Biography of American Explorers Lewis and Clark

About the famous American explorers Meriwether Lewis and William Clark, history of their trip across America.

A CHRONOLOGY OF THE EXPLORATION OF THE AMERICAS

MERIWETHER LEWIS (1774-1809) AND WILLIAM CLARK (1770-1838), The Perfect Team

President Thomas Jefferson's choice of young Meriwether Lewis, who had once been his private secretary, to lead the U.S. Corps of Discovery in the territory beyond the Mississippi was inspired, as was Lewis's choice of his friend William Clark, brother of George Rogers Clark, to share the command. The brilliant but neurotic Lewis and the outgoing, practical Clark balanced each other perfectly, for their differences were complementary. Not that they had nothing in common; both had been soldiers and Indian fighters, and both were poor spellers (examples: "musquiters and knats," "jentle brease"). Clark, accepting Lewis's offer, wrote: "This is an immense undertaking, fraught with numerous difficulties, but my friend I can assure you that no man lives with whom I would prefer to undertake and share the difficulties of such a trip than yourself."

Lewis acted as the expedition's doctor, relying heavily on Rush's Thunderbolts, cure-all pills that he carried in the medicine chest along with 30 other drugs. To his credit, only one man died on the trip, from "biliose chorlick" (probably a ruptured appendix), though several people, including Sacagawea, their female Indian interpreter, became quite ill. There were mishaps, too.
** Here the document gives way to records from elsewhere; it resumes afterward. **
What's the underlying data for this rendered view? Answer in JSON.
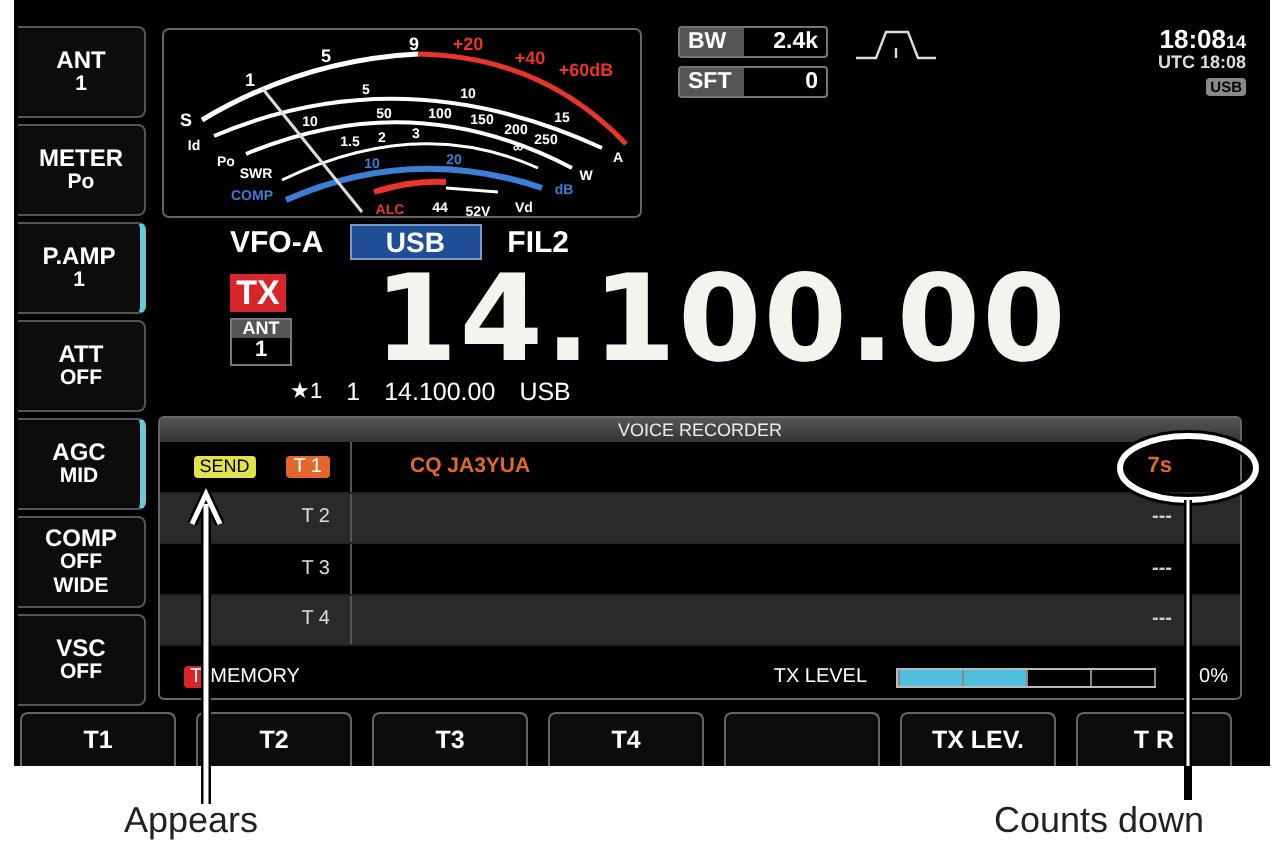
{
  "side_buttons": [
    {
      "lines": [
        "ANT",
        "1"
      ],
      "selected": false
    },
    {
      "lines": [
        "METER",
        "Po"
      ],
      "selected": false
    },
    {
      "lines": [
        "P.AMP",
        "1"
      ],
      "selected": true
    },
    {
      "lines": [
        "ATT",
        "OFF"
      ],
      "selected": false
    },
    {
      "lines": [
        "AGC",
        "MID"
      ],
      "selected": true
    },
    {
      "lines": [
        "COMP",
        "OFF",
        "WIDE"
      ],
      "selected": false
    },
    {
      "lines": [
        "VSC",
        "OFF"
      ],
      "selected": false
    }
  ],
  "meter": {
    "scales": [
      {
        "kind": "s",
        "labels": [
          "S",
          "1",
          "5",
          "9",
          "+20",
          "+40",
          "+60dB"
        ]
      },
      {
        "kind": "id",
        "labels": [
          "Id",
          "5",
          "10",
          "15",
          "A"
        ]
      },
      {
        "kind": "po",
        "labels": [
          "Po",
          "10",
          "50",
          "100",
          "150",
          "200",
          "250",
          "W"
        ]
      },
      {
        "kind": "swr",
        "labels": [
          "SWR",
          "1.5",
          "2",
          "3",
          "∞"
        ]
      },
      {
        "kind": "comp",
        "labels": [
          "COMP",
          "10",
          "20",
          "dB"
        ]
      },
      {
        "kind": "alc",
        "labels": [
          "ALC"
        ]
      },
      {
        "kind": "vd",
        "labels": [
          "44",
          "52V",
          "Vd"
        ]
      }
    ]
  },
  "filter": {
    "bw_label": "BW",
    "bw": "2.4k",
    "sft_label": "SFT",
    "sft": "0"
  },
  "clock": {
    "time": "18:08",
    "seconds": "14",
    "utc_label": "UTC",
    "utc": "18:08",
    "mode": "USB"
  },
  "vfo": {
    "name": "VFO-A",
    "mode": "USB",
    "filter": "FIL2",
    "tx": "TX",
    "ant_label": "ANT",
    "ant": "1",
    "frequency": "14.100.00",
    "memo": "★1",
    "memo_channel": "1",
    "memo_freq": "14.100.00",
    "memo_mode": "USB"
  },
  "recorder": {
    "title": "VOICE RECORDER",
    "rows": [
      {
        "label": "T 1",
        "active": true,
        "send": "SEND",
        "message": "CQ  JA3YUA",
        "time": "7s"
      },
      {
        "label": "T 2",
        "active": false,
        "time": "---"
      },
      {
        "label": "T 3",
        "active": false,
        "time": "---"
      },
      {
        "label": "T 4",
        "active": false,
        "time": "---"
      }
    ],
    "memory_badge": "T",
    "memory": "MEMORY",
    "tx_level_label": "TX LEVEL",
    "tx_level": {
      "level": 0.5
    },
    "tx_level_reading": "0%"
  },
  "bottom_buttons": [
    {
      "kind": "label",
      "label": "T1"
    },
    {
      "kind": "label",
      "label": "T2"
    },
    {
      "kind": "label",
      "label": "T3"
    },
    {
      "kind": "label",
      "label": "T4"
    },
    {
      "kind": "blank"
    },
    {
      "kind": "label",
      "label": "TX LEV."
    },
    {
      "kind": "label",
      "label": "T R"
    }
  ],
  "annotations": [
    {
      "kind": "arrow",
      "label": "Appears"
    },
    {
      "kind": "circle",
      "label": "Counts down"
    }
  ]
}
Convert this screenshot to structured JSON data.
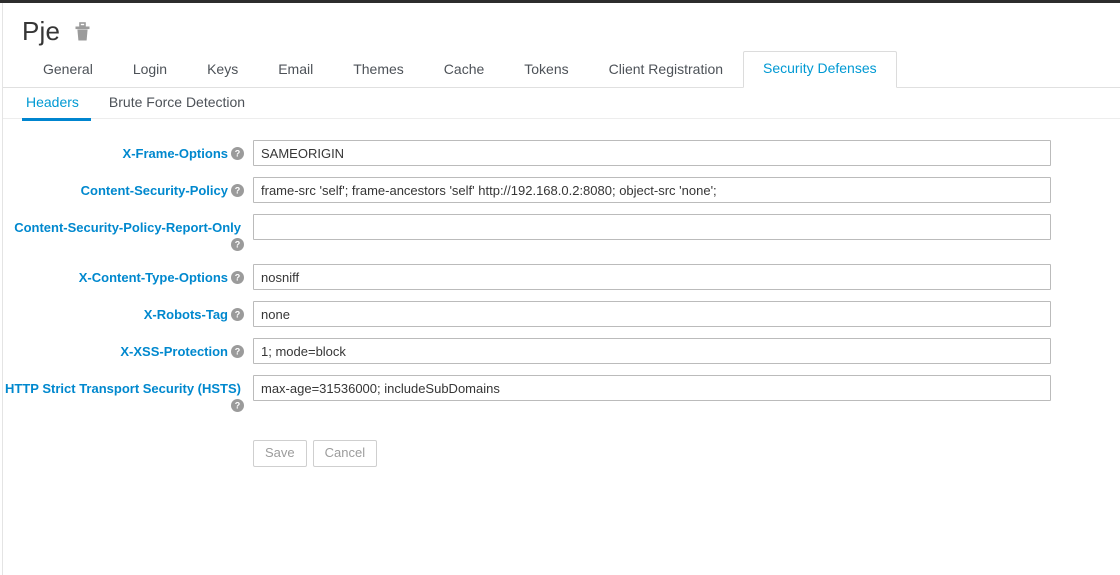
{
  "header": {
    "title": "Pje",
    "delete_icon": "trash-icon"
  },
  "tabs": [
    {
      "label": "General",
      "active": false
    },
    {
      "label": "Login",
      "active": false
    },
    {
      "label": "Keys",
      "active": false
    },
    {
      "label": "Email",
      "active": false
    },
    {
      "label": "Themes",
      "active": false
    },
    {
      "label": "Cache",
      "active": false
    },
    {
      "label": "Tokens",
      "active": false
    },
    {
      "label": "Client Registration",
      "active": false
    },
    {
      "label": "Security Defenses",
      "active": true
    }
  ],
  "subtabs": [
    {
      "label": "Headers",
      "active": true
    },
    {
      "label": "Brute Force Detection",
      "active": false
    }
  ],
  "form": {
    "fields": [
      {
        "label": "X-Frame-Options",
        "value": "SAMEORIGIN",
        "placeholder": "",
        "help_icon": "help-circle-icon"
      },
      {
        "label": "Content-Security-Policy",
        "value": "frame-src 'self'; frame-ancestors 'self' http://192.168.0.2:8080; object-src 'none';",
        "placeholder": "",
        "help_icon": "help-circle-icon"
      },
      {
        "label": "Content-Security-Policy-Report-Only",
        "value": "",
        "placeholder": "",
        "help_icon": "help-circle-icon"
      },
      {
        "label": "X-Content-Type-Options",
        "value": "nosniff",
        "placeholder": "",
        "help_icon": "help-circle-icon"
      },
      {
        "label": "X-Robots-Tag",
        "value": "none",
        "placeholder": "",
        "help_icon": "help-circle-icon"
      },
      {
        "label": "X-XSS-Protection",
        "value": "1; mode=block",
        "placeholder": "",
        "help_icon": "help-circle-icon"
      },
      {
        "label": "HTTP Strict Transport Security (HSTS)",
        "value": "max-age=31536000; includeSubDomains",
        "placeholder": "",
        "help_icon": "help-circle-icon"
      }
    ],
    "save_label": "Save",
    "cancel_label": "Cancel"
  },
  "colors": {
    "accent": "#0088ce",
    "active_tab_text": "#0099d3",
    "subtab_underline": "#0085cf",
    "text": "#4d5258",
    "title": "#363636",
    "input_border": "#bbbbbb",
    "disabled_button_text": "#9c9c9c",
    "top_strip": "#2d2d2d"
  }
}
Lewis, for instance, was accidentally shot in the buttock by a frontiersman who mistook him for an elk, and for weeks he had to write in his journal standing up. Clark drew the maps and sketches and later prepared the material in their field notebooks for publication. His 1814 report became an American classic.

After the expedition Lewis was made governor of the Louisiana Territory. In October, 1809, on his way to Washington, D.C., 60 mi. from Nashville, he died of a gunshot wound. It is unclear whether he was murdered or committed suicide. Clark became governor of the Missouri Territory, then superintendent of Indian affairs for Louisiana.